Es war ziemlich still geworden, denn auch die Zuschauer hielten sich mit ihren Kommentaren zurück. Sie hatten das Interesse an Malcolm verloren und die Köpfe so gedreht, daß sie zu ihren in der Hitze liegenden Hütten schauen konnten.
Von dort mußte etwas passieren.
Es verging nicht viel Zeit, als der Hufschlag laut wurde. Donna und ich hörten ihn nicht, aber die Gaffer bekamen ihn mit. Schon sehr bald erschien der Umriß eines Reiters, der stolz und hoch aufgerichtet auf seinem Schimmel saß. Begleitet wurde er von zwei Soldaten, die hinter ihm ritten.

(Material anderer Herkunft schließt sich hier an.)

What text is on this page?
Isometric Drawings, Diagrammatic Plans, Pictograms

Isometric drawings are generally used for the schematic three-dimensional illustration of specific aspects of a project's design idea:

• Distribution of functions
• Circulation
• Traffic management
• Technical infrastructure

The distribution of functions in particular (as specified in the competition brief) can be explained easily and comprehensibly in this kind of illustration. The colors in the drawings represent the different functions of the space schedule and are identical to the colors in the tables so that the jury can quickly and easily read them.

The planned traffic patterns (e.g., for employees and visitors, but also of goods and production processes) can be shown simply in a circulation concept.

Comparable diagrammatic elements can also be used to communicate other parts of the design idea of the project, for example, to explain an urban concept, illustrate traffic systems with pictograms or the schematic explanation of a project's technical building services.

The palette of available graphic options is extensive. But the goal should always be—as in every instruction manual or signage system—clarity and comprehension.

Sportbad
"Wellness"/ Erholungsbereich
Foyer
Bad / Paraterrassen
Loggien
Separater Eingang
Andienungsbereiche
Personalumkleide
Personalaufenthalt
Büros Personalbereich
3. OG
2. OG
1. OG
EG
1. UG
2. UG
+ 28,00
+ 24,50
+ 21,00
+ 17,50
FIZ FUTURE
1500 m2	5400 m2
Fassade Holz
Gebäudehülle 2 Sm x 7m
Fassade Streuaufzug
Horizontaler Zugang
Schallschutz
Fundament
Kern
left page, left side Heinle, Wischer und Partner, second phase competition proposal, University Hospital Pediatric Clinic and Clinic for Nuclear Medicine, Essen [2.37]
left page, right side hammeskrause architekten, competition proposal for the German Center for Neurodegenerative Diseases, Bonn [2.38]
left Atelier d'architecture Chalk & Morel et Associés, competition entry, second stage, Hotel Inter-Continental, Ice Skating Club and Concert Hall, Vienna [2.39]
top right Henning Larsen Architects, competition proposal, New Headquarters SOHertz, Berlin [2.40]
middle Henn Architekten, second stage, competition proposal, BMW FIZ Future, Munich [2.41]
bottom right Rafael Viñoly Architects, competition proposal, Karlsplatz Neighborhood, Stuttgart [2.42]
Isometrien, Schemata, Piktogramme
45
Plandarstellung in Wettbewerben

Der Mann war eine Respektsperson. Ich schätzte ihn auf etwa vierzig. Er trug sein Haar lang, aber gut gekämmt. Ein helles Hemd, eine schwarze Hose. Kein Wams, keine Jacke und auch kein Mantel bedeckte ihn bei dieser Hitze.
Er ritt langsam näher, und als er die ersten Zuschauer erreichte, verneigten diese sich.
»Wer kann das sein?« flüsterte Donna Preston mir zu.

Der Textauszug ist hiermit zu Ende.